Je restai bloquée sur ce mélange de déception, de frustration, d'accablement, qui marquait ses traits d'ordinaire si maîtrisés. D'immenses cernes pesaient sous ses yeux luisants de fatigue.

Il ferma derrière lui, et s'avança jusqu'à son bureau, nous ignorant. Lucas soupira à mes côtés.

Me trémoussant sur mon siège, je bougeai plusieurs fois, cherchant mes mots. Déterminée à avoir des réponses – et parce que je souhaitais repousser le moment des excuses – je demandai simplement :

— Qu'est-ce qu'elle est ?

Devant le silence du propriétaire de sa Maison, le héros prit les devants.

— L'etnamia est le nom donné à cette pierre, m'expliqua-t-il. Elle permet...
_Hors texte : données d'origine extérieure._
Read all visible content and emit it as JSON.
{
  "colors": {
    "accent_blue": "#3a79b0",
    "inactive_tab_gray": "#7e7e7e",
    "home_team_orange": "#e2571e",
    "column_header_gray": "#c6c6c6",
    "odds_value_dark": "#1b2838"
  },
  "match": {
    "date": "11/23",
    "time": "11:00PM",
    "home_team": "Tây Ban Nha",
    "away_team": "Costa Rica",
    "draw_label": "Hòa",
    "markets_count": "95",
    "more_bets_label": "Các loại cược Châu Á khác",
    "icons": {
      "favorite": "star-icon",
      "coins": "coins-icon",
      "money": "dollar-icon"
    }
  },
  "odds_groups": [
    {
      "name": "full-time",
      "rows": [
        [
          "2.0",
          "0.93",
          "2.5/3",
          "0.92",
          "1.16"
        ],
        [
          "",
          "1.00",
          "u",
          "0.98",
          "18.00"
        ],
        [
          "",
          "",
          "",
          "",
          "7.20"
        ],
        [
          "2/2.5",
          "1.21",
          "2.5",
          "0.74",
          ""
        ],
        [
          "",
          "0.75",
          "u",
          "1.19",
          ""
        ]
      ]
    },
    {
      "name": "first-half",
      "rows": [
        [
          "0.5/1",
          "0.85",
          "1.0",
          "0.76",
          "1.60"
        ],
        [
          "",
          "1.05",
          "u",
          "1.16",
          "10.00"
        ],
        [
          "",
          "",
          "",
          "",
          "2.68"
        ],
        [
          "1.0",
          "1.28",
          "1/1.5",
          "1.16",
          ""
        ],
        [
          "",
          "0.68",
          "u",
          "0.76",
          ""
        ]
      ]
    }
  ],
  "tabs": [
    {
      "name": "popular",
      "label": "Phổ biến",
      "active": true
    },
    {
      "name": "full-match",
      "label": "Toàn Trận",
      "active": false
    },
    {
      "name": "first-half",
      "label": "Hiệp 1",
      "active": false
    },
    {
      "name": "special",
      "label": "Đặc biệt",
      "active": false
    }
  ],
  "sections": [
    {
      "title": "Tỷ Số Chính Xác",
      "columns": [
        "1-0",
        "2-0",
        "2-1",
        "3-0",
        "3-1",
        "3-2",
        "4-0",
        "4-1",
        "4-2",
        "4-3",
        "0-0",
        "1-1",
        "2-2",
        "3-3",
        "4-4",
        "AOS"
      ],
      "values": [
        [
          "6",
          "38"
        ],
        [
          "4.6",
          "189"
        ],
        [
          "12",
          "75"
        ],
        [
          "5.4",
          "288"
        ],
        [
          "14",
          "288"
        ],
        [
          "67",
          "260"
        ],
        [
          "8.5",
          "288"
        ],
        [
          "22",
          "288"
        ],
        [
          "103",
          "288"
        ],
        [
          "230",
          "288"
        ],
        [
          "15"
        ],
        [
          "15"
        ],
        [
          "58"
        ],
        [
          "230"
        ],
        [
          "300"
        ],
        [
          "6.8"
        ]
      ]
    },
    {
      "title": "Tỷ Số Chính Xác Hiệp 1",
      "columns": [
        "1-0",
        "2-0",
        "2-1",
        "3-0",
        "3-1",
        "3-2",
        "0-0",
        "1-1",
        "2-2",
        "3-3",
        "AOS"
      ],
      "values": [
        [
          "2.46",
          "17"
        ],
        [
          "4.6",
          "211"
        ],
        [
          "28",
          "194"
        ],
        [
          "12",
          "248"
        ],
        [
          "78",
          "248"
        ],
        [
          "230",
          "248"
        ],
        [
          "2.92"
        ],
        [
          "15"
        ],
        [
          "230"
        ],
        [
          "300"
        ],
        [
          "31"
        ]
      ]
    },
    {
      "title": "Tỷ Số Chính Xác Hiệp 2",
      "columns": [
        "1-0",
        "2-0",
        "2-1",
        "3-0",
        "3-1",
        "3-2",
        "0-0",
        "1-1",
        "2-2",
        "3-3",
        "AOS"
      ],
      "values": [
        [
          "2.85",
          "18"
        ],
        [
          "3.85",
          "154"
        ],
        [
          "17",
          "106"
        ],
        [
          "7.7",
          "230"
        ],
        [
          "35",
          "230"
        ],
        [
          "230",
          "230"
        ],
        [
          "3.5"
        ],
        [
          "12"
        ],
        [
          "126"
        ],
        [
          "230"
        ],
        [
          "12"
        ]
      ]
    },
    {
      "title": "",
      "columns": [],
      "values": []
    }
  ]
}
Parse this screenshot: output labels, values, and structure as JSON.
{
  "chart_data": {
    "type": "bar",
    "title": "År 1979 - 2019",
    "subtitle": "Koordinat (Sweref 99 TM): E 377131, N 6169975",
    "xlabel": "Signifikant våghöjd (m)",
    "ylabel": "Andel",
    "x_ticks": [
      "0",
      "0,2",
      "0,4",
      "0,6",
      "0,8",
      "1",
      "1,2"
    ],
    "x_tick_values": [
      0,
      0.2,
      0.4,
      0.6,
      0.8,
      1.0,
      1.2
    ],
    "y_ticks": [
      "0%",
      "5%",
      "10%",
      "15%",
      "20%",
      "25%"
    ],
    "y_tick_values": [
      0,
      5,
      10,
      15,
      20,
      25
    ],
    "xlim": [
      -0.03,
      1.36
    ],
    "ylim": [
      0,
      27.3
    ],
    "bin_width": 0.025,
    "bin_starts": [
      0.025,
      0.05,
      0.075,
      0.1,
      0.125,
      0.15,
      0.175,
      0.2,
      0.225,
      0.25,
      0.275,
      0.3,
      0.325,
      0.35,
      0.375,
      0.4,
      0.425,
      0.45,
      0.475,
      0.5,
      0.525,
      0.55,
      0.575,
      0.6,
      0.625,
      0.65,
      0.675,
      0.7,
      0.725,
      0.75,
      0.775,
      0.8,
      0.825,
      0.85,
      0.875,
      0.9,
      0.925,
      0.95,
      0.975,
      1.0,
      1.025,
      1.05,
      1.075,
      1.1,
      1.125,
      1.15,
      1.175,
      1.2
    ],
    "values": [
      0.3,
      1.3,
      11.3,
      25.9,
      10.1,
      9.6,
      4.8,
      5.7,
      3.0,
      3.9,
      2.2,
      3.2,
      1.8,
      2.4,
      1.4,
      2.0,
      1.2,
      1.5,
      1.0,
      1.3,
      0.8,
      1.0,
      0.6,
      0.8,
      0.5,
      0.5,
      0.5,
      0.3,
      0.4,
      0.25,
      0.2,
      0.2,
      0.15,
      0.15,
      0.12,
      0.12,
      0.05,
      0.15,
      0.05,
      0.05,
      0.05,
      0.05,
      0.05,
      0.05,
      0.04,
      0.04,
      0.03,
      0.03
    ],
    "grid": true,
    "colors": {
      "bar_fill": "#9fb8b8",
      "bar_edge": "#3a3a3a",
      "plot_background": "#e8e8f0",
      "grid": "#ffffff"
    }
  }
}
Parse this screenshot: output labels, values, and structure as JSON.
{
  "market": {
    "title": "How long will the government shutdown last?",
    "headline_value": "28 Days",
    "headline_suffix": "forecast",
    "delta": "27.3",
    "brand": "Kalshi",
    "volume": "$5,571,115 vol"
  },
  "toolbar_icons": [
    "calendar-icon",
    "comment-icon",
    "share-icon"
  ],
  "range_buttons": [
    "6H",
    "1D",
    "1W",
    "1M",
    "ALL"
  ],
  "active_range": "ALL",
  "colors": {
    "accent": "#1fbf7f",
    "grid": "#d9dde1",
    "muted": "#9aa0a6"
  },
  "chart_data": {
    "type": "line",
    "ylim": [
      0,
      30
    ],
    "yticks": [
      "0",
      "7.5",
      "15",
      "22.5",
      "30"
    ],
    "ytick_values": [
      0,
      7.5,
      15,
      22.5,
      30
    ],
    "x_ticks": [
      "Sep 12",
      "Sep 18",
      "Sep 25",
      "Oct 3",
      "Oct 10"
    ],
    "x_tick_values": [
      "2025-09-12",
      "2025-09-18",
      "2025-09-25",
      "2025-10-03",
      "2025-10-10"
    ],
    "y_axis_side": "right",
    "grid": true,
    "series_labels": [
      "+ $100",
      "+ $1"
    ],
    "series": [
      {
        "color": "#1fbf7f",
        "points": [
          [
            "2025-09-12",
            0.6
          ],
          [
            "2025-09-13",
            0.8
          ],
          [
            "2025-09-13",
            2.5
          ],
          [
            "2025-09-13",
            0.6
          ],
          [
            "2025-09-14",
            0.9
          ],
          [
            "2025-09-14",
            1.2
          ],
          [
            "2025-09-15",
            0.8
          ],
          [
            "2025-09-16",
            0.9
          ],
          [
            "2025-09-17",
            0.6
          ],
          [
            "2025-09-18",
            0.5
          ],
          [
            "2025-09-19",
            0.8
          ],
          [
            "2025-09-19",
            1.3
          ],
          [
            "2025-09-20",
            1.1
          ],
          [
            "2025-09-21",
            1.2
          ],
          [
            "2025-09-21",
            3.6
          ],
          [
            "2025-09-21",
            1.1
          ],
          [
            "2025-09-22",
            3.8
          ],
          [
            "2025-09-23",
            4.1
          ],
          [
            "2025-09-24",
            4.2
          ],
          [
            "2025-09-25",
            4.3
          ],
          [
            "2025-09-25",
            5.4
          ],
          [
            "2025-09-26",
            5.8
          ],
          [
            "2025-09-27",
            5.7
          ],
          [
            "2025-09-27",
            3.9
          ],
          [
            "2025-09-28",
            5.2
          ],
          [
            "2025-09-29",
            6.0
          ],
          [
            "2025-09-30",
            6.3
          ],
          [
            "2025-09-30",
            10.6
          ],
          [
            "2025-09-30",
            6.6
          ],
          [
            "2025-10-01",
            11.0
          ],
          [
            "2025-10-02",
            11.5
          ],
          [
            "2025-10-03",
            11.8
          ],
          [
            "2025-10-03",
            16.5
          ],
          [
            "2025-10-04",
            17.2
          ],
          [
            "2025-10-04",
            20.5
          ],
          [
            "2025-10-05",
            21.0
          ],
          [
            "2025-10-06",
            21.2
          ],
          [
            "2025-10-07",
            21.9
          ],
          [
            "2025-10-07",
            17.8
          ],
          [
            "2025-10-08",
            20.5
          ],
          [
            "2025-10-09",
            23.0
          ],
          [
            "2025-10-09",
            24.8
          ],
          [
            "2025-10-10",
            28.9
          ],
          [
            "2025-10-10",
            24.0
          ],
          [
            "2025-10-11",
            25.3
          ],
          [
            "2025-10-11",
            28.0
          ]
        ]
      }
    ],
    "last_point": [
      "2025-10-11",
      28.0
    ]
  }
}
Lucas jeta un œil à son ami. Je cherchai son regard, sans résultat. La présence d'Edan éclipserait toujours la mienne, je devais me faire une raison.

L'homme d'affaires soupira, se frotta le visage plusieurs fois.

— C'est bon, dit-il. Je vais lui expliquer, tu peux nous laisser.

Le héros grimaça, se leva.

— Je ne pense pas que...

Ce soit une bonne idée ? Moi non plus.

— Lucas, coupa Edan. Je te promets que ça va aller.

Je lançai un regard inquiet au Soleil Levant, pour lui transmettre mes craintes, pour le prier de rester. Mes espoirs, mes attentes, volèrent en éclat, brutalisés par la réalité. Le plus grand héros de tout le temps ignora mon appel à l'aide. À mes angoisses, une déception sans nom s'ajouta. À nouveau trahie. Abandonnée par mon héros.

Après un dernier hochement de tête et un regard lourd de sens où sa confiance en son ami transpirait par tous ses pores, Lucas quitta la pièce.

Je le suivis des yeux jusqu'à ce que la porte se referme derrière lui, le mitraillant de mes prunelles désœuvrées. J'espérais qu'au moins il culpabiliserait un minimum.

Quand un poids se posa à l'opposé du canapé sur lequel je reposais, je fis face à ma némésis.

Edan semblait las. Fatigué.

Ma poitrine fut de nouveau assaillie par une trop forte gravité.

— J'imagine qu'elle t'a simplement dit de la prendre, dit-il.

Il parlait de Talia.

Je hochai la tête. Je ressentis le besoin urgent de la défendre, mais je n'en fis rien. Je préférais – j'avais besoin – que sa colère soit dirigée contre elle, plutôt que contre moi.

— Tout le monde voulait s'en emparer, me justifiai-je, en cachant ma main entre mes cuisses. La situation semblait chaotique. Tu... Tu semblais en difficultés. Tout comme Lucas. Je pensais qu'une fois la pierre récupérée, nous pourrions tous fuir, la mission achevée.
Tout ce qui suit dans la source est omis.